Python-like syntax (although statically typed)
Concurrency primitives
A repl

Unfortunately, Scala is not a Lisp. Bear with me.

A Lisp would be nice

I want to build an expert system, it would be nice to have something for remote sensing similar to Wolfram Alpha. We could call it Ω Toolbox and keep the OTB name (or close). Why Lisp? Well I am not able to explain that here, but you can read P. Norvig's or P. Graham's essays on the topic. If you have a look at books like PAIP or AIMA, or systems like LISA, CLIPS or JESS, they are either written in Lisp or the offer a Lisp-like DSLs. I am aware of implementations of the AIMA code in Python, and even P. Norvig himself has reasons to have migrated from Lisp to Python, but as stated above, Python seems to be out of the game for me. The code is data philosophy of Lisp is, as far as I understand it, together with the repl tool, one of the main assets for AI programming. Another aspect which is also important is the functional programming paradigm used in Lisp (even though other programming paradigms are also available in Lisp). Concurrency is the main reason for the upheaval of functional languages in recent years (Haskell, for instance). Even though I (still) don't see the need for pure functional programming for my applications, lambda calculus is elegant and interesting. Maybe λ Toolbox should be a more appropriate name?

Clojure

If we recap the needs:

A repl (no C++, no Java)
Concurrency (no Python)
OTB bindings available (no Erlang, no Haskell, no Ruby)
Lisp (none of the above)

there is one single candidate: Clojure. Clojure is a Lisp dialect which runs on the JVM and has nice concurrency features like inmutability and STM and agents. And by the way, OTB bindings work like a charm: Admittedly, the syntax is less beautiful than Python's or Scala's, but (because!) it's a Lisp. And it's a better Java than Java. So you have all the Java libs available, and even Clojure specific repositories like Clojars. A particular interesting project is Incanter which provides is a Clojure-based, R-like platform for statistical computing and graphics. Have a look at this presentation to get an overview of what you can do at the Clojure repl with that. If we bear in mind that in Lisp code is data and that Lisp macros are mega-powerful, one could imagine writing things like:

    (make-otb-pipeline reader gradientFilter thresholdFilter writer)

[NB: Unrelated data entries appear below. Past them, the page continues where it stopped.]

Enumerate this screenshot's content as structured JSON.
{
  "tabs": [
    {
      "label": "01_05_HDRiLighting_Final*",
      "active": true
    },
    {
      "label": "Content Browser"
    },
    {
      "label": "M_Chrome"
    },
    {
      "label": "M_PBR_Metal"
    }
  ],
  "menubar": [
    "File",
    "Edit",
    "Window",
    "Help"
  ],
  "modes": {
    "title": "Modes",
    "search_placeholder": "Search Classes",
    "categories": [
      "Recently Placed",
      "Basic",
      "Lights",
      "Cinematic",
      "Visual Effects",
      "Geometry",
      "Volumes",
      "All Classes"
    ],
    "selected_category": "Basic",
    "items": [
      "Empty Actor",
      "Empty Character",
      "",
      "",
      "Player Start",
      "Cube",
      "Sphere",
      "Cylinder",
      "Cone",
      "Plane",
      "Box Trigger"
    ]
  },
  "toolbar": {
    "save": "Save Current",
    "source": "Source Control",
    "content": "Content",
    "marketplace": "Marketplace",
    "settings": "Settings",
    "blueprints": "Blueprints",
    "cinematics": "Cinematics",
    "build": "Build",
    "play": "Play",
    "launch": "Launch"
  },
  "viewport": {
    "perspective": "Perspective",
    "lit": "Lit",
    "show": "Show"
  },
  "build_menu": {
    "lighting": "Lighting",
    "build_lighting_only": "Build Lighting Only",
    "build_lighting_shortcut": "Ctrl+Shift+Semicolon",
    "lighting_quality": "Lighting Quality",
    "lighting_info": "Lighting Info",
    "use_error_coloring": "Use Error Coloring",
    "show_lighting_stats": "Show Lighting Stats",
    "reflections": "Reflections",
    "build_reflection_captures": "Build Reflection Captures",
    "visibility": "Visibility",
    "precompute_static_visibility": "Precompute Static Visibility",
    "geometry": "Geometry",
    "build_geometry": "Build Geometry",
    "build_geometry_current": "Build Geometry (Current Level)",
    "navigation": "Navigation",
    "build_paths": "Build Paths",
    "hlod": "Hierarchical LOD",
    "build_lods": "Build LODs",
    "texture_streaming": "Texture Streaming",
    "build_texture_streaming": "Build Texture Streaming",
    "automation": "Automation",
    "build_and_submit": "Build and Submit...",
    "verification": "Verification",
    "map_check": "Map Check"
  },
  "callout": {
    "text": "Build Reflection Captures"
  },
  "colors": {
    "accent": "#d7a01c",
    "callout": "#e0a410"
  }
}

Or even emulating the C++ template syntax to avoid using the mangled names of the OTB classes in the Java bindings (using macros and keywords):

    (def filter (RescaleIntensityImageFilter :itk (Image. : otb :Float 2)
                                                  (Image. : otb :UnsignedChar 2)))

instead of

    (def filter (itkRescaleIntensityImageFilterIF2IUC2.))

I have already found a cool syntax for using the Setters and Getters of a filter using the doto macro (see line 19 in the example below):

Conclusion

I am going to push further the investigation of the use of Clojure because is seems to fit my needs:

Has an interactive interpreter
Access to OTB (through the Java bindings)
Concurrency primitives (agents, STM, etc.)
It's a lisp, so I can easily port existing rule-based expert systems.

Given the fact that this would be the sum of many cool features, I think I should call it Σ Toolbox, but I don't like the name. The mix of λ calculus and latex Ω Toolbox, should be called λΩλ, which is LoL in Greek.